Des équipes de négociateurs des États-Unis et de l'Iran pourraient revenir à Islamabad cette semaine pour reprendre les discussions visant à mettre fin à la guerre, ont confié mardi plusieurs sources à Reuters, après l'échec des négociations du week-end qui a conduit Washington à imposer un blocus des ports iraniens.

Malgré la vive réaction de Téhéran au blocus américain, des signes de poursuite d'un engagement diplomatique ont contribué à calmer les marchés pétroliers, les prix de référence repassant sous les 100 dollars mardi.

Les discussions au plus haut niveau entre les deux pays depuis la Révolution islamique de 1979 se sont achevées sans percée dans la capitale pakistanaise durant le week-end, faisant douter des chances de survie d'un cessez-le-feu de deux semaines dont une semaine est déjà écoulée.

Une source impliquée dans les pourparlers a expliqué mardi que les négociateurs pourraient revenir dès la fin de la semaine, une proposition ayant été partagée avec Washington et Téhéran pour renvoyer leurs délégations.

"Aucune date ferme n'a été fixée, les délégations gardant les journées de vendredi à dimanche ouvertes", a précisé une source iranienne de haut rang sous le sceau de l'anonymat.

Le président américain Donald Trump a déclaré que l'Iran avait pris contact lundi et souhaitait conclure un accord, ajoutant qu'il ne validerait aucun arrangement permettant à Téhéran de posséder une arme nucléaire.

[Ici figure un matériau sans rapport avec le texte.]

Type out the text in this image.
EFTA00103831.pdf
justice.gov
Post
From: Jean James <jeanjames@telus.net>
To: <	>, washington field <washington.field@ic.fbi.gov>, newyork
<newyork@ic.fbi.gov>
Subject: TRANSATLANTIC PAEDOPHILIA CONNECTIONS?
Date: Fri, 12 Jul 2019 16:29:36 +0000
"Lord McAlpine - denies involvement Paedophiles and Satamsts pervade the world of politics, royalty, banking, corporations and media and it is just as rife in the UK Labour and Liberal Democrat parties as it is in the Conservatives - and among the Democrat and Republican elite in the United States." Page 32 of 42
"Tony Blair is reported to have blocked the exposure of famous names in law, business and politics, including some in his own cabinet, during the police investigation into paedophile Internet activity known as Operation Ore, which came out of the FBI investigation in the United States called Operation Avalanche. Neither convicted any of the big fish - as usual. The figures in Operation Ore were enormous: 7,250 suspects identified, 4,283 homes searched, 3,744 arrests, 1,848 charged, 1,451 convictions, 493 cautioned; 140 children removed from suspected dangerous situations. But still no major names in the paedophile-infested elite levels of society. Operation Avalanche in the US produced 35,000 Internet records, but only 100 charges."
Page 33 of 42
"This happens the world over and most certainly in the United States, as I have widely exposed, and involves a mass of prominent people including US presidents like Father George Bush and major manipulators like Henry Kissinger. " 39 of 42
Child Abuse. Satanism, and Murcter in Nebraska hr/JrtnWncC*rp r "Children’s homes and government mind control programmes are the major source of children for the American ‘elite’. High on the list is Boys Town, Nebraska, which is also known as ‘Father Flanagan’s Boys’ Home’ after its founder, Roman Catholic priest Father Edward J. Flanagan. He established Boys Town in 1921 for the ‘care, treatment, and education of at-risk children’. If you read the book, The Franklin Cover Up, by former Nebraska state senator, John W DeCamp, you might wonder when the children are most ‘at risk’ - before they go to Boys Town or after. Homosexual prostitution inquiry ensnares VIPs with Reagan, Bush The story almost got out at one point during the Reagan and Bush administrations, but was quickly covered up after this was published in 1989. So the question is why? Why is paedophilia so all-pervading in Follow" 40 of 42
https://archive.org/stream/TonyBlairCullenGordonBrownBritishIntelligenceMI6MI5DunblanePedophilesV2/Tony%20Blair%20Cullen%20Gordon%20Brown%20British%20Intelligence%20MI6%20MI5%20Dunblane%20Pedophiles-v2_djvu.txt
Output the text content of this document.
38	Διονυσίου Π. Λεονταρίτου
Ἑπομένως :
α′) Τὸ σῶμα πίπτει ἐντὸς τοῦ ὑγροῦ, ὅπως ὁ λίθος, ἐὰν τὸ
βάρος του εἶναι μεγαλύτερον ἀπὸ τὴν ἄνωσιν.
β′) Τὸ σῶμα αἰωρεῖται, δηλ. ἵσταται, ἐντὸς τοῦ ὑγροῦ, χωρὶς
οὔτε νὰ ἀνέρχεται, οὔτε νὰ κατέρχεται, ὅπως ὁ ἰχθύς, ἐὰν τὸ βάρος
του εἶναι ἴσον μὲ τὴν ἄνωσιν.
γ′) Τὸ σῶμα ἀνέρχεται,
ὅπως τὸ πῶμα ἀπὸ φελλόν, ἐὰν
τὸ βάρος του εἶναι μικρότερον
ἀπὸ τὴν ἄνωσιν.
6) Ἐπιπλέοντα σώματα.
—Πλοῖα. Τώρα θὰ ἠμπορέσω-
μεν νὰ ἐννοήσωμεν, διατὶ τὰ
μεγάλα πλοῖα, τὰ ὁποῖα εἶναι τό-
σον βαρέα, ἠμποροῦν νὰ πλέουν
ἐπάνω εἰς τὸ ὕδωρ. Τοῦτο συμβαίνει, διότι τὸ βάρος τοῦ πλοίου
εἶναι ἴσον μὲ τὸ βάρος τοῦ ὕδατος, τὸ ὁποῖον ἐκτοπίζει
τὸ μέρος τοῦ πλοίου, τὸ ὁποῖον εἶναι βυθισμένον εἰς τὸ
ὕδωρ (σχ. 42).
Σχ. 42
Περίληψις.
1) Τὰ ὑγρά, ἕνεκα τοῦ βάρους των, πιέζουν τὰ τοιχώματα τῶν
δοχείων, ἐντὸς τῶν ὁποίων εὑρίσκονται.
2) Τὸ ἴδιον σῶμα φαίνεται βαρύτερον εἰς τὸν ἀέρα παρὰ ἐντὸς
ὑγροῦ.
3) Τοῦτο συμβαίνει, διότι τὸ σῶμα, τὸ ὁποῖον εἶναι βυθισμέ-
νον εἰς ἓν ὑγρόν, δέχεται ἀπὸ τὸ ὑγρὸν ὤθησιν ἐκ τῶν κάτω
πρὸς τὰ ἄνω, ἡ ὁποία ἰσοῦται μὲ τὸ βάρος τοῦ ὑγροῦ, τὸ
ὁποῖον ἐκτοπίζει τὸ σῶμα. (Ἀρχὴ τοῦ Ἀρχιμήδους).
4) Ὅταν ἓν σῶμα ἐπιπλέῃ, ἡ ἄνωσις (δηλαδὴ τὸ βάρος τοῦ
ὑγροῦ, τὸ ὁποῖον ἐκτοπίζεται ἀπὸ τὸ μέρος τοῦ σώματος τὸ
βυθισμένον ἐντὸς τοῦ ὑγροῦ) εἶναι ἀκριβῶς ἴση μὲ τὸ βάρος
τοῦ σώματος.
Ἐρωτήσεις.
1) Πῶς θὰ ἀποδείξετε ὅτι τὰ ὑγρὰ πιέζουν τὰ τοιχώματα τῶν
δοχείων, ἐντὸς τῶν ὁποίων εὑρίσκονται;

Depuis le début de la guerre le 28 février, l'Iran a de facto fermé le détroit d'Ormuz à tous les navires à l'exception des siens, affirmant que le passage serait soumis à un contrôle iranien. Près d'un cinquième des flux mondiaux de pétrole et de gaz transitaient auparavant par cette voie maritime.

En réponse, l'armée américaine a commencé lundi à bloquer le trafic maritime entrant et sortant des ports iraniens. L'Iran a menacé de frapper les navires militaires empruntant le détroit et de riposter contre les ports de ses voisins du Golfe.

PRÉVISIONS ÉNERGÉTIQUES RÉVISÉES

Ce blocus assombrit les perspectives de la sécurité énergétique mondiale et ne bénéficie que de peu de soutien international.

Des alliés de l'Otan, dont la Grande-Bretagne et la France, ont prévenu qu'ils ne participeraient pas au blocus et appelé à la réouverture de la voie maritime.

L'Agence internationale de l'énergie a abaissé mardi ses prévisions de croissance de l'offre et de la demande mondiales de pétrole, estimant que les deux reculeraient par rapport aux niveaux de 2025 en raison de la guerre au Moyen-Orient.

Le vice-président américain J.D. Vance, chef de la délégation américaine, a affirmé lundi que Washington avait clarifié auprès de Téhéran les points sur lesquels des concessions étaient possibles et ceux sur lesquels il resterait inflexible.

Il a rappelé que Donald Trump exigeait le retrait de tout matériau nucléaire enrichi d'Iran et la mise en place d'un mécanisme de vérification garantissant que le pays ne développe pas d'arme nucléaire.

CESSEZ-LE-FEU FRAGILE

Confronté chez lui à l'impopularité du conflit et à la hausse des prix de l'énergie, Donald Trump a suspendu la campagne de bombardements américano-israélienne mercredi dernier.

Le cessez-le-feu a globalement tenu durant sa première semaine malgré une rhétorique agressive des deux camps mais sans impact spectaculaire sur les cours du brut.

Un porte-parole militaire iranien a qualifié les restrictions américaines sur la navigation internationale d'actes de "piraterie", avertissant qu'aucun port du Golfe ou du golfe d'Oman ne serait en sécurité si les ports iraniens étaient menacés.

Après une période de flou, le Commandement central de l'armée américaine a quant à lui précisé que le blocus visait uniquement les navires entrant ou sortant des ports iraniens et n'entraverait pas le transit neutre à destination de ports non iraniens.